GLENDALE, Ariz. — Parents, for the most part, say they don’t pick a favorite among their children.
Head coach Bruce Arians, who has two kids, is the same when it comes to the eight players in this year’s draft class, his first with the Arizona Cardinals.
“I like the whole class,” he said Thursday.
“Jon(athan) Cooper is playing outstanding. Kevin Minter, the silent assassin. Nobody ever talks about him, but he’s doing a heck of a job. D.C. Jefferson goes up and down like a yo-yo, but when he’s up there he’s pretty good. If we just keep him up there. He’s shown really good progress. Earl Watford has shown really good progress. Tyrann (Mathieu) obviously gets a lot of ink, but those other guys are, they’re doing their jobs.”

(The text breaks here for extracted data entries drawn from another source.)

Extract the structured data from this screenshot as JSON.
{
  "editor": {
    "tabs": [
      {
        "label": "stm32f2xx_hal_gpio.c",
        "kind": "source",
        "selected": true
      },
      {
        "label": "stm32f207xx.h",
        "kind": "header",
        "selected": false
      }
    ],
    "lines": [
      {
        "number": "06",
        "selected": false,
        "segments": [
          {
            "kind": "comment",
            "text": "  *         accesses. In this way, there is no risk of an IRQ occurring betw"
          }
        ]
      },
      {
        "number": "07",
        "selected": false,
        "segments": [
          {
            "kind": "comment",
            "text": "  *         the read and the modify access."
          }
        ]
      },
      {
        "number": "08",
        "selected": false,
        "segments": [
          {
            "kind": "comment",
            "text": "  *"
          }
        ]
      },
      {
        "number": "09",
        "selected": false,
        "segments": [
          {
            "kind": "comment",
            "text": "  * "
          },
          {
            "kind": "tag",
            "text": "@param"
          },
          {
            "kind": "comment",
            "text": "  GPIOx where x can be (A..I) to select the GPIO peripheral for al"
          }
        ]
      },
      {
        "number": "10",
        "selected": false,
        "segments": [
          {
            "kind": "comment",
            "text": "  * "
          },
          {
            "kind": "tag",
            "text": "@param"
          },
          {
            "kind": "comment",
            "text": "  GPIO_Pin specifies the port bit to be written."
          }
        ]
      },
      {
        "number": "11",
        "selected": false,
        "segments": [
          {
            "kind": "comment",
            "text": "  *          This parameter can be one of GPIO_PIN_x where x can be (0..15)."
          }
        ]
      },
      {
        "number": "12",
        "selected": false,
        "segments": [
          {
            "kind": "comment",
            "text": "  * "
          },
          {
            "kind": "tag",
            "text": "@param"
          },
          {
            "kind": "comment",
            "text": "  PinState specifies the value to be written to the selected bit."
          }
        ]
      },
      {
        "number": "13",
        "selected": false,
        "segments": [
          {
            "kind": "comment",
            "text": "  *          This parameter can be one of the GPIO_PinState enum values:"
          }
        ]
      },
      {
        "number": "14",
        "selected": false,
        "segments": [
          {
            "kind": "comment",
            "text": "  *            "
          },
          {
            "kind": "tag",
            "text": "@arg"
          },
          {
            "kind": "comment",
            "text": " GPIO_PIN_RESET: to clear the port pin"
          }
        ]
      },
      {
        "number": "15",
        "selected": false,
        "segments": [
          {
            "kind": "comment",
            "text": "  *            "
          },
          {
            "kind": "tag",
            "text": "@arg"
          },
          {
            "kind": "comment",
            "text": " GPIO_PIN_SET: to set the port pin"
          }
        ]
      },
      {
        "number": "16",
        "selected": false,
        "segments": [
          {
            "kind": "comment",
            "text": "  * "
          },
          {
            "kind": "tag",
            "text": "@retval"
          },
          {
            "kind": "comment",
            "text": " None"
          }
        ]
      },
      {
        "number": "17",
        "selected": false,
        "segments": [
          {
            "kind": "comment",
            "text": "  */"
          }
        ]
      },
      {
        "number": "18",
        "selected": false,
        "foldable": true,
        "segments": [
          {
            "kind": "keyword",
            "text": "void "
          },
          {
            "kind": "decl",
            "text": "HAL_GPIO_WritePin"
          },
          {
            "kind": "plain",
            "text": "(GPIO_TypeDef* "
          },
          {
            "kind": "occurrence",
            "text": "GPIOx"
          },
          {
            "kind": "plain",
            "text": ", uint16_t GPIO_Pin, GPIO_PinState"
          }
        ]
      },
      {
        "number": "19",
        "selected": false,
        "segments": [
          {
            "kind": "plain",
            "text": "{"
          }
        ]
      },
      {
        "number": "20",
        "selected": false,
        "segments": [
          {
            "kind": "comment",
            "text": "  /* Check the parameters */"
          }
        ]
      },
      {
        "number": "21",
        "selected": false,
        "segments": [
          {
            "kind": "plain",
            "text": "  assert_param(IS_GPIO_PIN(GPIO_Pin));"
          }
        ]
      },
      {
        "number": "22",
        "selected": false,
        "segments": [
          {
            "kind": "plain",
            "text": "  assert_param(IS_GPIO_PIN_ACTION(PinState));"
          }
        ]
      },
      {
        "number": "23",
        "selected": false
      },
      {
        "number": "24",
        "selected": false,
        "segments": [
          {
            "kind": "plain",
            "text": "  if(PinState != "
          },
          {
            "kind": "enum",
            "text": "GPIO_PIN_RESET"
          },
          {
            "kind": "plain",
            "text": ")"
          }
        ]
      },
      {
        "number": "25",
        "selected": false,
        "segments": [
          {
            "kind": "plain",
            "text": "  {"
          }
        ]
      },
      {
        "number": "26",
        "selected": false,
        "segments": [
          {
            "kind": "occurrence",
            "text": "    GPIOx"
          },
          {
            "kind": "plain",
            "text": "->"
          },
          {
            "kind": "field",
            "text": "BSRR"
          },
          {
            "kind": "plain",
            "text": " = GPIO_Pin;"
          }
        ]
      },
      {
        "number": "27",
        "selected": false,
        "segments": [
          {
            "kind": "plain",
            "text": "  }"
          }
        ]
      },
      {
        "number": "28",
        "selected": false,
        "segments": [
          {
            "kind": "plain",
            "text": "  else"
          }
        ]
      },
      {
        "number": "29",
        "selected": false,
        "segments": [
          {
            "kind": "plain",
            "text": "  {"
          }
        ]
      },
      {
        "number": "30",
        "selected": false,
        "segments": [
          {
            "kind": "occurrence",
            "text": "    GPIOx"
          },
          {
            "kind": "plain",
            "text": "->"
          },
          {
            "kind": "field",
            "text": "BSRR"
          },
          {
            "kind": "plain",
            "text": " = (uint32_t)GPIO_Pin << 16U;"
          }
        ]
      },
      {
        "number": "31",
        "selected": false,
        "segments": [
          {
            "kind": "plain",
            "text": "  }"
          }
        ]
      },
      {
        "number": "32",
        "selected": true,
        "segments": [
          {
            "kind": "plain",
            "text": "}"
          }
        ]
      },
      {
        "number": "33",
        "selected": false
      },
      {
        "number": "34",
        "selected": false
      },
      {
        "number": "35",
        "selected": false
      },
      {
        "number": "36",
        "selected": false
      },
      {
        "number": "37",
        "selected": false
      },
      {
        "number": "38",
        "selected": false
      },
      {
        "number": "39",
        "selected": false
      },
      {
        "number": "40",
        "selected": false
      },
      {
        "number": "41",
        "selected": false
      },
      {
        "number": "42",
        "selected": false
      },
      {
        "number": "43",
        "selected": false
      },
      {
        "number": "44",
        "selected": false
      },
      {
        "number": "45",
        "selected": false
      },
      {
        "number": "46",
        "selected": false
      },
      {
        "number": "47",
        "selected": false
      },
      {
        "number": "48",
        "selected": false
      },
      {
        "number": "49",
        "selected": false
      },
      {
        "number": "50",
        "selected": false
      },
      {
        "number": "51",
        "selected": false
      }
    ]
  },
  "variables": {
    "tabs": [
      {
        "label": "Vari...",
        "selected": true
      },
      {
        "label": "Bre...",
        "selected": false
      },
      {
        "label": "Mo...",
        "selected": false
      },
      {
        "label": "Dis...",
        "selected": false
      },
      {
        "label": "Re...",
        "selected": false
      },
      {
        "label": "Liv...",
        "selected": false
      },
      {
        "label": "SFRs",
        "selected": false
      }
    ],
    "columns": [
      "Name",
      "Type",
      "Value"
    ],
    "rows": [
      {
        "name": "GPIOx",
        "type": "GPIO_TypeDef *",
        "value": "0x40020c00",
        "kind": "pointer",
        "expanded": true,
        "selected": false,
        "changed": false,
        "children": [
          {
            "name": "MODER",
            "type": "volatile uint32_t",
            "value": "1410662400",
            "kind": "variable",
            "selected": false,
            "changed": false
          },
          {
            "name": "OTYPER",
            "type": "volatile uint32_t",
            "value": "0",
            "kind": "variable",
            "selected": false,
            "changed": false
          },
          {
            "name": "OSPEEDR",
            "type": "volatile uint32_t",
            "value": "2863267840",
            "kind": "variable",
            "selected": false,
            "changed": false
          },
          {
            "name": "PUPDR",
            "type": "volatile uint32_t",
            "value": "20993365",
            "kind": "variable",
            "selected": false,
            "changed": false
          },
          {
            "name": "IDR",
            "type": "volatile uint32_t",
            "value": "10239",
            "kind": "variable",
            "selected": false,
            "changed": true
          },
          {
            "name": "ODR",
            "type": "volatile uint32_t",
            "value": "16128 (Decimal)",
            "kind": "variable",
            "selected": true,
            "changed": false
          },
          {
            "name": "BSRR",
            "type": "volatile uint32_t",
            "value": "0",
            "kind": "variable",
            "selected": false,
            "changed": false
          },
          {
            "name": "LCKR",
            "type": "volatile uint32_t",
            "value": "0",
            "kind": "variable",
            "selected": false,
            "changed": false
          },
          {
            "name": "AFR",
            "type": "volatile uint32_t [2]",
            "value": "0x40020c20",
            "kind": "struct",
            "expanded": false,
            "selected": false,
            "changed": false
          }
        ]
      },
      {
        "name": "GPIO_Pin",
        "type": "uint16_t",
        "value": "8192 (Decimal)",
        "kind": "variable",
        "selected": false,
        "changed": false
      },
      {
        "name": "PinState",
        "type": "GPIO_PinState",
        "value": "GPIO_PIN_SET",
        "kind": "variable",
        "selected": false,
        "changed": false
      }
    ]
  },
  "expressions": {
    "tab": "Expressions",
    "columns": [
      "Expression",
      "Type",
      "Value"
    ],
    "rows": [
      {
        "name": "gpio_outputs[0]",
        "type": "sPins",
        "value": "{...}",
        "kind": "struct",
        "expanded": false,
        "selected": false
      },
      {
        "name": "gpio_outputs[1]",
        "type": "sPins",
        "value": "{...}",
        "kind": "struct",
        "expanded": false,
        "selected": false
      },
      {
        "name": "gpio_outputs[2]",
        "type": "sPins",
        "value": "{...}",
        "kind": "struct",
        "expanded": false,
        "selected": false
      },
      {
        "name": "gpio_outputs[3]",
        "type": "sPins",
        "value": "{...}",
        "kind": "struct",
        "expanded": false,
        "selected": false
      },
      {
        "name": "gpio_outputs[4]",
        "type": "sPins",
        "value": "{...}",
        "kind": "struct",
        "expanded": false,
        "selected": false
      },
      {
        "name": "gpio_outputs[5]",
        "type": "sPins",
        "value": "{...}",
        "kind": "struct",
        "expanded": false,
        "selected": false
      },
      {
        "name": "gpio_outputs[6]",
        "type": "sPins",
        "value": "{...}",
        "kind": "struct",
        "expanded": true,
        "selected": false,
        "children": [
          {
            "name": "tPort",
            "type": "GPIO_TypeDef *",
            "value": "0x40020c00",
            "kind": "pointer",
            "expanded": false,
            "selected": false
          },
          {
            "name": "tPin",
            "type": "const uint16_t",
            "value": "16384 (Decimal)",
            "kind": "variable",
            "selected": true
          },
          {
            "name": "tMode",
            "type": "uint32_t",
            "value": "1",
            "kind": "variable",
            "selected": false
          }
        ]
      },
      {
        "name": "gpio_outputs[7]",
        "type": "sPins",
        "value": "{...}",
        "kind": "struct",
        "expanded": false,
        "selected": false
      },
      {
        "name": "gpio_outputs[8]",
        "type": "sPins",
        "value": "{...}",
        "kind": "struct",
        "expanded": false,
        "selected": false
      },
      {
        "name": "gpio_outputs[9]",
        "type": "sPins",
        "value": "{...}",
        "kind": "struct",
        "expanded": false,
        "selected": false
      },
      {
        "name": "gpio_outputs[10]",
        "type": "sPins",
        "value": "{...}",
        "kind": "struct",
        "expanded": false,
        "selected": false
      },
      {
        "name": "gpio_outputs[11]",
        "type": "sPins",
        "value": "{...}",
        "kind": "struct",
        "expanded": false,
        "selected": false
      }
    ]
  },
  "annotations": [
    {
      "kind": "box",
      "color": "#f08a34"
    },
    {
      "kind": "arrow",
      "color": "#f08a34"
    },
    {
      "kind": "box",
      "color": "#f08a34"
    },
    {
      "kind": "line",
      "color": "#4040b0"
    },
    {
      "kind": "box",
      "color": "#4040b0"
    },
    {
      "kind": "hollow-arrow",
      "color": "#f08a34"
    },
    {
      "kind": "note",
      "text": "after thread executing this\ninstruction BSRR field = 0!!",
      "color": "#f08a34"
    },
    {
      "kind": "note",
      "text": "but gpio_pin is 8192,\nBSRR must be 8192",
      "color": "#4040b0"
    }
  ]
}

Fifth-round pick Stepfan Taylor must have felt he did the job of two running backs with as much time as he spent on the field in the preseason opener against the Packers.
He’ll receive some help this week when fellow running back Andre Ellington, a sixth-round selection, makes his debut. He traveled to Green Bay but did not play because of a stiff neck.
Linebacker Alex Okafor, drafted in the fourth round, will also see his first action after an ankle injury kept him sidelined last Friday.
For Cooper, his goals for only his second NFL game are quite simple.
“My goals are to really just perform up to par and not look like a rookie out there; just really be comfortable out there, try to make as few mental mistakes as possible and really be mentally sound,” he said.
Cooper, whom the Cardinals drafted with the seventh-overall pick, admitted to being anxious in his first professional game, something he believes contributed to the mistakes he made.
“I think just my technique,” he said. “That was just very rookie of me, just kind of wild and flailing versus really sound and just smooth transitions through everything.”
Now that game No. 1 is behind most of his rookies, Arians expects those mental errors to be reduced, if not eliminated entirely.
“That’s when you hope they get the jitters out,” he said. “Playing at home, you can hear the communications a little bit better. Yeah, you would like to see that cleaned up.”